“Healthy” Foods or Mere Nutritional Imposters?

There are some foods that you just know are good for you: Apples, broccoli, whole grain breads, and the list goes on and on. On any day at any time, these wholesome choices deserve their place in the forefront of your diet. There are foods, however, whose reputation for being healthy far exceeds their actual nutritional value. Take innocent-sounding fat-free frozen yogurt, for example. That has to be good for you, right? It’s not ice cream after all. In reality, if you take a look at the other unhealthy ingredients (like sugar and carbs) that can be found on the label, you might just want to put it back on the shelf.

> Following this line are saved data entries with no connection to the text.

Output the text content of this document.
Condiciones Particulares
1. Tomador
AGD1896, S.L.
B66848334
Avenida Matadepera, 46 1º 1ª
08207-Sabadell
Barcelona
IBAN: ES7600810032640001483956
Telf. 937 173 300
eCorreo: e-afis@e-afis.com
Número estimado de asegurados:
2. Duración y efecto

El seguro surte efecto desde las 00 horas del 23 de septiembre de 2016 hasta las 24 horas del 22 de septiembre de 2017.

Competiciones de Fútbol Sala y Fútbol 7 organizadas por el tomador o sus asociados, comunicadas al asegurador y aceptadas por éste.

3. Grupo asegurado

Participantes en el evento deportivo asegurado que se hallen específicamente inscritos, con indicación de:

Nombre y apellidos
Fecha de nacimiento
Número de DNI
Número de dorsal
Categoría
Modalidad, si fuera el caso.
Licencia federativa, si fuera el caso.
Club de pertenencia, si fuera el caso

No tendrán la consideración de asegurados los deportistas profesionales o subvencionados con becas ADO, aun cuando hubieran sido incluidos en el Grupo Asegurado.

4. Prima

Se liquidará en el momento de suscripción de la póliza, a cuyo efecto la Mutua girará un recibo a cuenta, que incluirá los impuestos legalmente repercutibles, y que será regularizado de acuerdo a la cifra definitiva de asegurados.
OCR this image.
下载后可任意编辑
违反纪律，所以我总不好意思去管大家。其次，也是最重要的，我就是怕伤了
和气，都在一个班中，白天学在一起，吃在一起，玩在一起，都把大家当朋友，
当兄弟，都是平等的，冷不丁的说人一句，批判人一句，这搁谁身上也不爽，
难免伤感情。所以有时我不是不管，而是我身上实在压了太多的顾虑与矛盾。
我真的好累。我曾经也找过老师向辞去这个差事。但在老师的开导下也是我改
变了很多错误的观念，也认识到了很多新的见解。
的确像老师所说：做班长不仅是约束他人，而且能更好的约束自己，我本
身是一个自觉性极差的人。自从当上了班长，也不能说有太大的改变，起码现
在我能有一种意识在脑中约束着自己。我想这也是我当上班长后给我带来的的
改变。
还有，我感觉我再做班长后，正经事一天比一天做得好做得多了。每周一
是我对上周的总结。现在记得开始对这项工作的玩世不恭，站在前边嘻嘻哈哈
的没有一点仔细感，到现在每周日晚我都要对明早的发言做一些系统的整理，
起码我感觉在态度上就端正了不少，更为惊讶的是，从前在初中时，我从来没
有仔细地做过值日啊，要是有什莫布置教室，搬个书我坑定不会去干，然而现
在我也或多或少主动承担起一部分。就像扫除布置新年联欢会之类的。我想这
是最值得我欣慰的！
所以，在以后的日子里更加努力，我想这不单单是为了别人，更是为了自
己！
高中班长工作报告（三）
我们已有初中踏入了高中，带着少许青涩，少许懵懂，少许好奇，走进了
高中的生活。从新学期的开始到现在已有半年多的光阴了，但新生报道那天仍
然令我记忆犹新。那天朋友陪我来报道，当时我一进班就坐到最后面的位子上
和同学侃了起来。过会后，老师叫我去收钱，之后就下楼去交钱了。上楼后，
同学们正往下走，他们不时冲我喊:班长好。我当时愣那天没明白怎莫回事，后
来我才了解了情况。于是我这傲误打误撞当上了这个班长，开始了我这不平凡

Ok, what about granola bars? How could whole oats, nuts, seeds and bits of dried fruit be a bad thing? The truth is, most granola bars aren’t worth their weight, nutritionally speaking. They are either doused with sugary syrups, loaded with chocolate chips, or stuffed with highly processed ingredients. To make sure you know exactly what is going into your body, try making your own trail mix using whole-grain cereals, whole nuts and unsweetened chunks of dried fruit. If you absolutely must have a granola bar, at least try to choose one with a short ingredient list composed mostly of whole grains, seeds, nuts, and real fruit pieces.

Another food item that is throwing people off is bottled tea. It’s quick, it’s cold and it tastes great. The problem is that all of the antioxidant power, phytonutrients and other perks that tea can boast are in the actual brewed leaves, and very little of this makes its way into the final shelf-ready product. What is making its way into these beverages is a lot of sugar. If you absolutely can’t live without it, make your own tea in advance. Brew it, chill it, and add a touch of lemon and a small amount of sugar or other sweetener.

Here’s to hoping that the seemingly wholesome and hearty muffin has not made its way into your ‘nutritious’ category. Tack a berry or a bran to the name and many consumers start to believe that muffins must be good for you. What’s worse is that the size of most muffins also seems to be getting larger over time. The modern day muffin is about 500 calories and 20 grams of fat, whereas years ago muffins had about 160 calories and only 5 grams of fat. As a healthy alternative, opt for muffins that are made from real whole grain flour, corn meal or bran, and if this isn’t possible, at least share a bigger one with a couple of friends.

Watch out for “lite” or “free” versions of foods. Just because you have decided to make better health choices and you pick up a “Light” mayonnaise doesn’t mean you are doing yourself any favors. Oftentimes these ‘upgrades’ cut out calories and fat only to bring in extra amounts of cholesterol, sodium and even sugar. To keep the nutritional ball in your court, make sure you check labels or even visit websites like NutritionData.com so you can educate yourself about a food’s real nutritional value.

Lifestyle changes require dedication, willpower and motivation. Once you have these down you are definitely on the right track. The first step in making better food choices is to arm yourself with knowledge so that you are not duped by seemingly ‘healthy’ foods.